Data.Array.Polarized

Description

This module documents polarized arrays and top-level conversions

What are polarized arrays and what are they good for?

Polarized arrays aim to offer an API to replace that of Data.Vector with mechanisms to explicitly control when memory is allocated for an array. The current status quo is to use some array or vector type and rely on a good implementation and GHC's fusion capabilities to avoid unnecessary allocations (and thus save memory and improve the performance).

Polarized arrays are arrays with one of two polarities or directions: push or pull. Push and pull arrays are two array types that do not allocate memory with conversions to and from Data.Vector. The only API function that allocates space for an array is Push.alloc. Nothing else allocates memory and hence we are not relying on GHC to fuse according to a particular implementation of our vector API and program.

What is a pull array?

A pull array is one that it's easy to "pull" from and read. These arrays work nicely as arguments to functions and we can fold, map, zip, and split these easily.
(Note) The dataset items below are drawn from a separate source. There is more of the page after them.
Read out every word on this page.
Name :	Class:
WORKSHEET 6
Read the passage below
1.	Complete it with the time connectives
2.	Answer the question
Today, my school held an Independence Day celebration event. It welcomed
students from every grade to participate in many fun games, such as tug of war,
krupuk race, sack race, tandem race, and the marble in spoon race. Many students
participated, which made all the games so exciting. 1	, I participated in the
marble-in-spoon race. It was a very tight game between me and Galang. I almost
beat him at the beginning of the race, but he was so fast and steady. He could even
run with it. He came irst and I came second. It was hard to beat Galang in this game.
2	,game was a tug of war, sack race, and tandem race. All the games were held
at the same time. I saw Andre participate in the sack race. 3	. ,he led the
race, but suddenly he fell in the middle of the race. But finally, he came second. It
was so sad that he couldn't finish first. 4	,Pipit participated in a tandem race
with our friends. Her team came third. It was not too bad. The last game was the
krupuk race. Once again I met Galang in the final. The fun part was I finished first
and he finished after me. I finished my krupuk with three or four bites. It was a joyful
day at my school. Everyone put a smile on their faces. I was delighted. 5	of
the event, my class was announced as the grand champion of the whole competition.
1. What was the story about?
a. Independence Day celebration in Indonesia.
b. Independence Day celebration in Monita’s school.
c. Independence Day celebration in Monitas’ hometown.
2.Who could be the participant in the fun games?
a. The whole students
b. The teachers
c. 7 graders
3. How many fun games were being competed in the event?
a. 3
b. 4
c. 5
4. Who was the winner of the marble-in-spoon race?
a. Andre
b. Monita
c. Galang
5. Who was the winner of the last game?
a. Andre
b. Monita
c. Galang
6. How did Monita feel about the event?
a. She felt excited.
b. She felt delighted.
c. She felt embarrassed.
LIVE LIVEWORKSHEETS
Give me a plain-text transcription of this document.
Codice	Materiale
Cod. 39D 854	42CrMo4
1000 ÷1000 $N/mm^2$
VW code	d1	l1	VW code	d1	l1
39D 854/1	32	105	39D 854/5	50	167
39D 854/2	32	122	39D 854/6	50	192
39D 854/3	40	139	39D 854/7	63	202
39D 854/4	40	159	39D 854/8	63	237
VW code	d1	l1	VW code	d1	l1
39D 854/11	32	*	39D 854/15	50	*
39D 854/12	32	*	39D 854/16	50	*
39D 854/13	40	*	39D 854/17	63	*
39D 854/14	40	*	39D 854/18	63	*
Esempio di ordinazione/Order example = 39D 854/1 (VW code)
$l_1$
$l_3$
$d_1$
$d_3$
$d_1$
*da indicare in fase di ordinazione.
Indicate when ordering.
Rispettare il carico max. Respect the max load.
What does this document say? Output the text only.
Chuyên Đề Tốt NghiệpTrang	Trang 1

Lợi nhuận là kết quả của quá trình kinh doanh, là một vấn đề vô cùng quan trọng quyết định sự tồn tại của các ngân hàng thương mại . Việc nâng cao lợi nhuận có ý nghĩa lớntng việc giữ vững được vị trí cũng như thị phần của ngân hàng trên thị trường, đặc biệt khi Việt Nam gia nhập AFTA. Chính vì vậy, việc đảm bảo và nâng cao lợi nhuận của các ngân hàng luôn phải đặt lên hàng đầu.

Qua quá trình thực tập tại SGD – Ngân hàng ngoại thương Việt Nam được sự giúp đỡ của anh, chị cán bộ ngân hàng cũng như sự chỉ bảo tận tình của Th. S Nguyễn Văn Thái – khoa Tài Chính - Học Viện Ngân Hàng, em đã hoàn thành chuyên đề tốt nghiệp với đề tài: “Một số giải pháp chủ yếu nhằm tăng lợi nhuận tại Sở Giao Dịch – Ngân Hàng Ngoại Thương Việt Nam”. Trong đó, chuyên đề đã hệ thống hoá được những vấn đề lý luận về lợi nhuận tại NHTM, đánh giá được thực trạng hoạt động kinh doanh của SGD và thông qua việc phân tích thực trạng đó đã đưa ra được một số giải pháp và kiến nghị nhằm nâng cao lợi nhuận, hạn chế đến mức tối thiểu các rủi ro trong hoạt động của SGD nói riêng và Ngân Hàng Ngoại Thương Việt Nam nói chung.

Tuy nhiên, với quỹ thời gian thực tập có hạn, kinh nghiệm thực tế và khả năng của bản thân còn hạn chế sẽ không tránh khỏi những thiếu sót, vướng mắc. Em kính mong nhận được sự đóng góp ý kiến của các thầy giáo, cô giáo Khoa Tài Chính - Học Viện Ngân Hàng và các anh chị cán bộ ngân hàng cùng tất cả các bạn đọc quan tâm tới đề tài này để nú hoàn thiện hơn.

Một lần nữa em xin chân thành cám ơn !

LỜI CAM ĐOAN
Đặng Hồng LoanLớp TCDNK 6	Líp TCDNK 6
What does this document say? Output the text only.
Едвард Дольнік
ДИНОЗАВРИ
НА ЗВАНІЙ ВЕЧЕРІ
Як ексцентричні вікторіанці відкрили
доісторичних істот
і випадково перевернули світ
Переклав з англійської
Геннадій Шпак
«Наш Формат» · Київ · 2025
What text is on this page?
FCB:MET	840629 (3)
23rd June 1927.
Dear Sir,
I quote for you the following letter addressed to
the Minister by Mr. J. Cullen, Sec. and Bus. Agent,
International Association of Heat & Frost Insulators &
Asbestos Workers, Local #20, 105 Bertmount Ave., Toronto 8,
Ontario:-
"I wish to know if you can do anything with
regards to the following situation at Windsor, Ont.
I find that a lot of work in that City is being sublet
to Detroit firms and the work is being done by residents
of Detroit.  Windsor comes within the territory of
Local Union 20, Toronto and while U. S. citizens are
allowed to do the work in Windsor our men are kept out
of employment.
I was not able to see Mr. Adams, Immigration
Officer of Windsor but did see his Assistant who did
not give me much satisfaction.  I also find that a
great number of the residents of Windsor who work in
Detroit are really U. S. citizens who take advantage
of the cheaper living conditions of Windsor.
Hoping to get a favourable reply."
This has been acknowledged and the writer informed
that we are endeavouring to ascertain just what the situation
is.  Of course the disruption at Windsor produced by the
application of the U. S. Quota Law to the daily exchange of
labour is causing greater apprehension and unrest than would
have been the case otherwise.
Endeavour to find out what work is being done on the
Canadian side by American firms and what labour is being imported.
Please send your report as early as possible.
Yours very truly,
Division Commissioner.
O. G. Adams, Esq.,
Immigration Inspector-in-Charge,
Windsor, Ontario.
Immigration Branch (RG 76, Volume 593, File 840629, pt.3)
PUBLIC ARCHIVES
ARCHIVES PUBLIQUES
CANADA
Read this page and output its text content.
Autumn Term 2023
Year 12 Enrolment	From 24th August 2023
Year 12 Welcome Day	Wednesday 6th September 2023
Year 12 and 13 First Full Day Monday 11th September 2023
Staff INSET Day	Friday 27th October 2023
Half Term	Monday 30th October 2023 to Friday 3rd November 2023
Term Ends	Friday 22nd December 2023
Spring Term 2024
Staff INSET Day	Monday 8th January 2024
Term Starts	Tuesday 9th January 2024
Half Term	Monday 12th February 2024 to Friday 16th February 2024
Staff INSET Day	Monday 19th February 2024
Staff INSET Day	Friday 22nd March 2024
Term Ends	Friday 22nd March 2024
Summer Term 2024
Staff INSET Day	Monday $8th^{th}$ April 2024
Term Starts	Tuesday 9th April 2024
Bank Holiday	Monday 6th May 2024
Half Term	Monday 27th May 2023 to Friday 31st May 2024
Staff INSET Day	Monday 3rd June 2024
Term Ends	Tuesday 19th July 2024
A typical use of polarized arrays would construct a pull array to begin a computation using arrays.

What is a push array?

A push array is a finished result that we do not want to allocate just yet. We can concatenate two push arrays, convert a pull array into a push array (without any memory allocation), create constant push arrays and when we desire allocate a push array to a Data.Vector:

Push.alloc :: Push.Array a %1-> Vector a

A push array is typically created towards the end of a computation that uses arrays and passed along until we are ready to allocate.

What does using polarized arrays look like?

A typical computation would start by constructing a pull array, computing over it, converting it to a push array while other computations occur and then finally finishing the computation by allocating the push array (or arrays).

A simple example is a one-time allocating filter on vectors:

vecfilter :: Vector a -> (a -> Bool) -> Vector a
vecfilter vec f = Push.alloc (transfer (loop (Pull.fromVector vec) f))
  where
    loop :: Pull.Array a -> (a -> Bool) -> Pull.Array a
    loop arr f = case Pull.findLength arr of
      (0,_) -> Pull.fromFunction (error "empty") 0
      (n,_) -> case Pull.split 1 arr of
        (head, tail) -> case Pull.index head 0 of
          (a,_) ->
            if f a
            then Pull.append (Pull.singleton a) (loop tail f)
            else loop tail f

Aside: why do we need linear types?

To correctly represent a push array, we need a way of specifying a computation that writes to and fills an array.

data Array a where
  Array :: (forall b. (a %1-> b) -> DArray b %1-> ()) %1-> Int -> Array a

As documented with destination arrays in Data.Array.Destination, any computation of type DArray b %1-> () must fill the array. Now, since the b is completely abstract due to the rank2 type (read about -XRankNTypes for more) this computation must fill the array by wrapping writes of values of type a with the given linear conversion function of type a %1-> b. This prevents the computation from being evaluated until we are sure we want to allocate.

Background for the interested

To understand how polarized arrays work in greater depth, these links may be of some help:

Synopsis

Documentation

transfer :: Array a %1 -> Array a Source #

Convert a pull array into a push array. NOTE: this does NOT require allocation and can be in-lined.

walk :: Vector a %1 -> Array a Source #

This is a shortcut convenience function for transfer . Pull.fromVector.